This repository hosts an implementation of the Lipreading model as detailed in the research paper "LipNet: End-to-End Sentence-level Lipreading". It features a Convolutional Neural Network (CNN) designed to translate video sequences of spoken words into their corresponding textual representation.
The implementation leverages the GRID corpus, as utilized in the original LipNet study. The dataset is directly sourced from Google Drive, courtesy of Nikolas Renotte's version, which conveniently combines both video inputs and alignment files in a single folder for streamlined access.
The primary input comprises video recordings, each capturing a subject articulating a sequence of no more than ten words, resembling chess move notations. These videos are segmented into 75 distinct frames. Each frame is cropped to focus solely on the dynamic aspects of the face, particularly the mouth. Additionally, standardization is applied to these frames to accentuate the features of the moving mouth. This is an example of a frame from the dataset:
Included in the dataset are alignment files that detail the spoken words. Below is a sample structure of an alignment file:
0 23750 sil
23750 29500 bin
29500 34000 blue
34000 35500 at
35500 41000 f
41000 47250 two
47250 53000 now
53000 74500 sil
In the preprocessing phase, 'sil' markers, denoting silence, are omitted, and the remaining words are concatenated. Subsequently, an integer-based encoding scheme is employed to embed the letters.

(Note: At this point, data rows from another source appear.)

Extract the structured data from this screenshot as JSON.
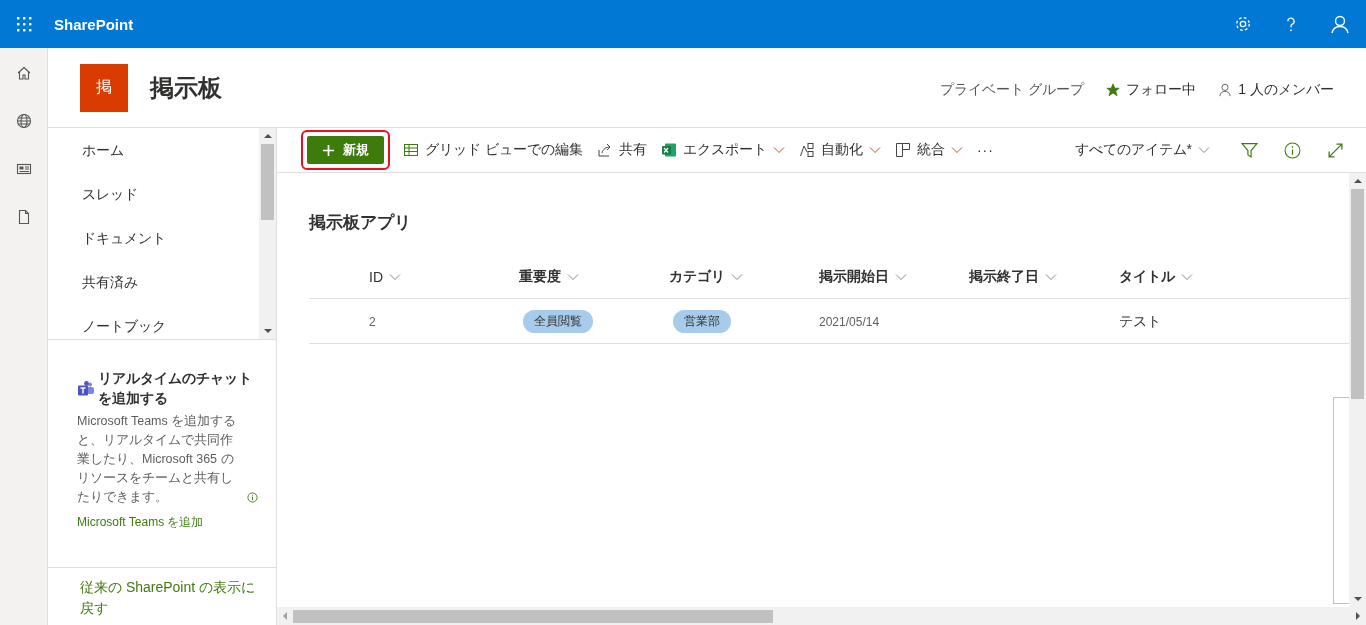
{
  "app_bar": {
    "title": "SharePoint"
  },
  "site": {
    "logo_letter": "掲",
    "title": "掲示板",
    "privacy": "プライベート グループ",
    "follow": {
      "label": "フォロー中",
      "following": true
    },
    "members": "1 人のメンバー"
  },
  "nav": {
    "items": [
      {
        "label": "ホーム"
      },
      {
        "label": "スレッド"
      },
      {
        "label": "ドキュメント"
      },
      {
        "label": "共有済み"
      },
      {
        "label": "ノートブック"
      }
    ],
    "teams_promo": {
      "heading": "リアルタイムのチャットを追加する",
      "body": "Microsoft Teams を追加すると、リアルタイムで共同作業したり、Microsoft 365 のリソースをチームと共有したりできます。",
      "link": "Microsoft Teams を追加"
    },
    "classic_link": "従来の SharePoint の表示に戻す"
  },
  "command_bar": {
    "new_button": {
      "label": "新規",
      "highlighted": true
    },
    "items": [
      {
        "kind": "grid",
        "label": "グリッド ビューでの編集",
        "dropdown": false
      },
      {
        "kind": "share",
        "label": "共有",
        "dropdown": false
      },
      {
        "kind": "excel",
        "label": "エクスポート",
        "dropdown": true
      },
      {
        "kind": "flow",
        "label": "自動化",
        "dropdown": true
      },
      {
        "kind": "integrate",
        "label": "統合",
        "dropdown": true
      },
      {
        "kind": "more",
        "label": "···",
        "dropdown": false
      }
    ],
    "view": "すべてのアイテム*"
  },
  "list": {
    "title": "掲示板アプリ",
    "columns": [
      "ID",
      "重要度",
      "カテゴリ",
      "掲示開始日",
      "掲示終了日",
      "タイトル"
    ],
    "rows": [
      {
        "cells": [
          {
            "kind": "text",
            "value": "2"
          },
          {
            "kind": "pill",
            "value": "全員閲覧"
          },
          {
            "kind": "pill",
            "value": "営業部"
          },
          {
            "kind": "text",
            "value": "2021/05/14"
          },
          {
            "kind": "empty"
          },
          {
            "kind": "title",
            "value": "テスト"
          }
        ]
      }
    ]
  }
}
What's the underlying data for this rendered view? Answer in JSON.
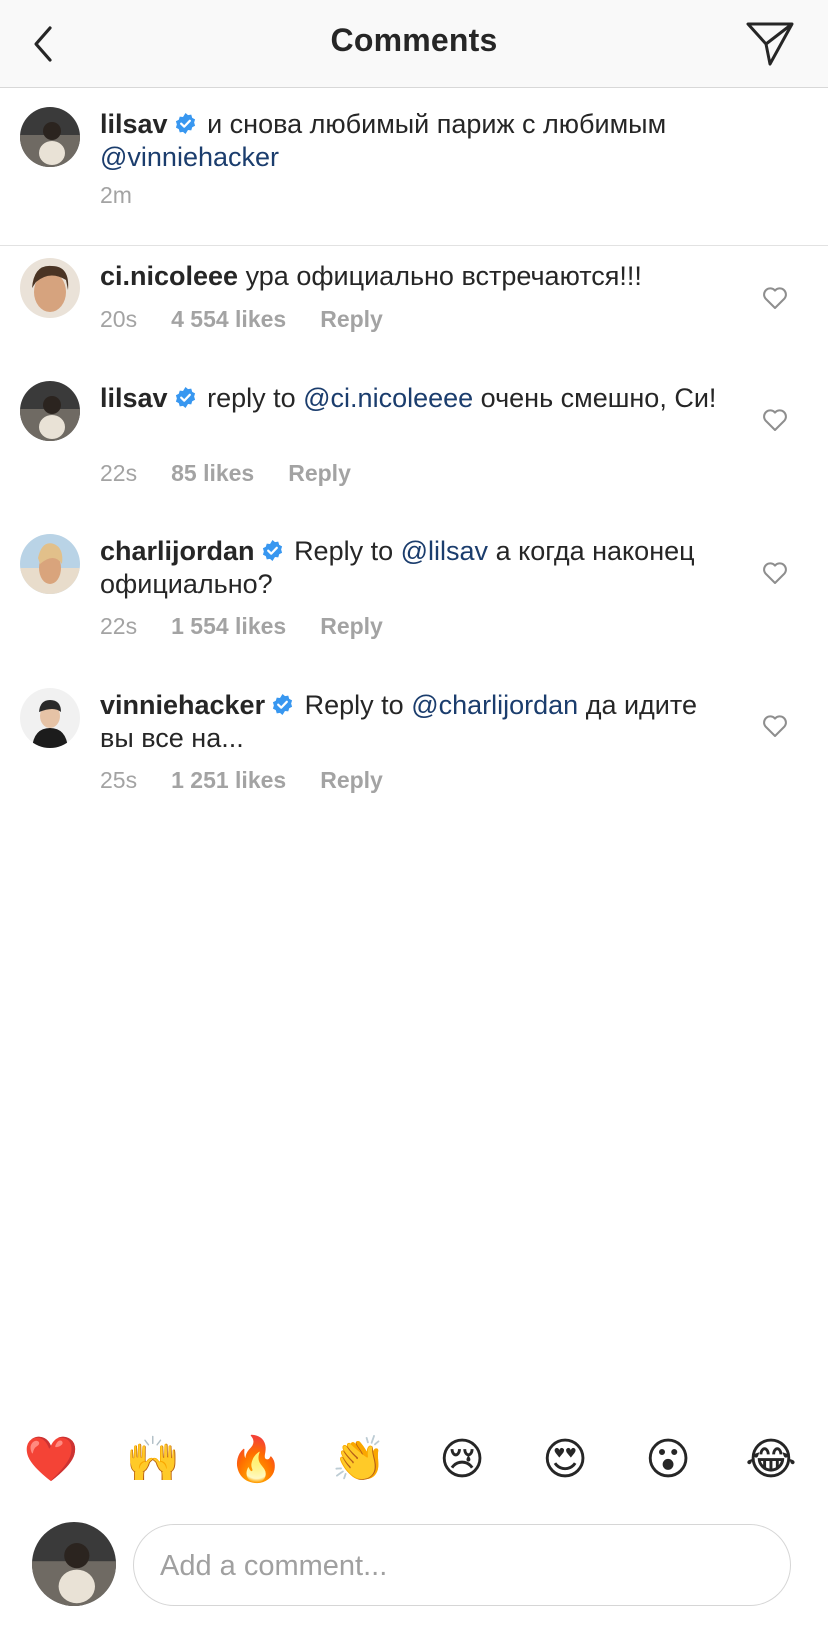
{
  "header": {
    "title": "Comments"
  },
  "caption": {
    "username": "lilsav",
    "text": "и снова любимый париж с любимым",
    "mention": "@vinniehacker",
    "time": "2m"
  },
  "comments": [
    {
      "username": "ci.nicoleee",
      "verified": false,
      "prefix": "",
      "mention": "",
      "text": "ура официально встречаются!!!",
      "time": "20s",
      "likes": "4 554 likes",
      "reply": "Reply"
    },
    {
      "username": "lilsav",
      "verified": true,
      "prefix": "reply to",
      "mention": "@ci.nicoleeee",
      "text": "очень смешно, Си!",
      "time": "22s",
      "likes": "85 likes",
      "reply": "Reply"
    },
    {
      "username": "charlijordan",
      "verified": true,
      "prefix": "Reply to",
      "mention": "@lilsav",
      "text": "а когда наконец официально?",
      "time": "22s",
      "likes": "1 554 likes",
      "reply": "Reply"
    },
    {
      "username": "vinniehacker",
      "verified": true,
      "prefix": "Reply to",
      "mention": "@charlijordan",
      "text": "да идите вы все на...",
      "time": "25s",
      "likes": "1 251 likes",
      "reply": "Reply"
    }
  ],
  "emojis": [
    "❤️",
    "🙌",
    "🔥",
    "👏",
    "😢",
    "😍",
    "😮",
    "😂"
  ],
  "input": {
    "placeholder": "Add a comment..."
  },
  "colors": {
    "mention": "#1b3d6d",
    "verified": "#3897f0",
    "meta": "#a3a3a3"
  }
}
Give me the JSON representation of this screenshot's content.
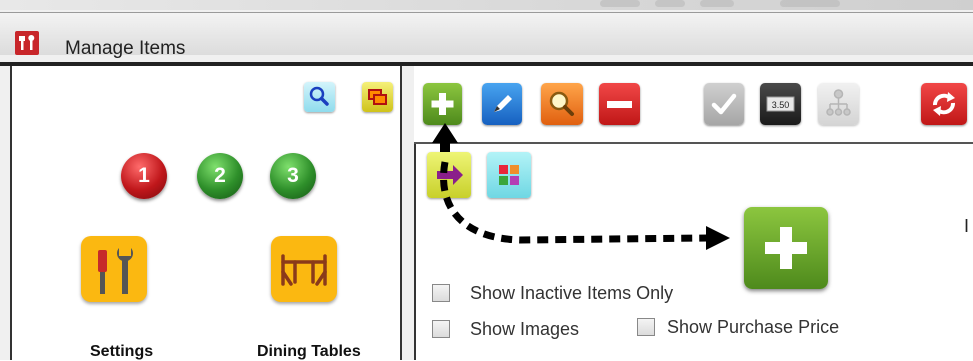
{
  "window": {
    "title": "Manage Items",
    "truncated_text": "I"
  },
  "left_panel": {
    "top_icons": [
      "search-icon",
      "layers-icon"
    ],
    "pages": [
      "1",
      "2",
      "3"
    ],
    "tiles": [
      {
        "label": "Settings",
        "icon": "tools-icon"
      },
      {
        "label": "Dining Tables",
        "icon": "dining-table-icon"
      }
    ]
  },
  "toolbar": {
    "buttons": [
      "add-icon",
      "edit-icon",
      "search-icon",
      "remove-icon",
      "check-icon",
      "price-icon",
      "hierarchy-icon",
      "sync-icon"
    ],
    "price_text": "3.50"
  },
  "filters": {
    "show_inactive": "Show Inactive Items Only",
    "show_images": "Show Images",
    "show_purchase_price": "Show Purchase Price"
  },
  "colors": {
    "add_green": "#6aa532",
    "edit_blue": "#1f7fd6",
    "search_orange": "#f07e1e",
    "remove_red": "#d92626",
    "accent_yellow": "#fbb811",
    "sync_red": "#d8262b"
  }
}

The core of this implementation is a 3D Convolutional Neural Network. It accepts input sequences comprising 75 frames, each with a resolution of 50x100 pixels. The network's architecture includes a series of 3D convolutional layers, 3D max pooling layers, and 3D fully connected layers, supplemented by Bidirectional GRU (Gated Recurrent Unit) layers.
CTC (Connectionist Temporal Classification) loss function is employed here, given its suitability for the task at hand. It is particularly advantageous for training on datasets that exhibit potential misalignment due to periods of silence at the beginning and end of each recording.
The training includes a learning rate scheduler, which reduces the learning rate by a factor of 10 at the 5th epochs. Due to limitations imposed by my local computational resources, the model is trained over a span of 10 epochs. An Adam optimizer is utilized to optimize the CTC loss function during the training process.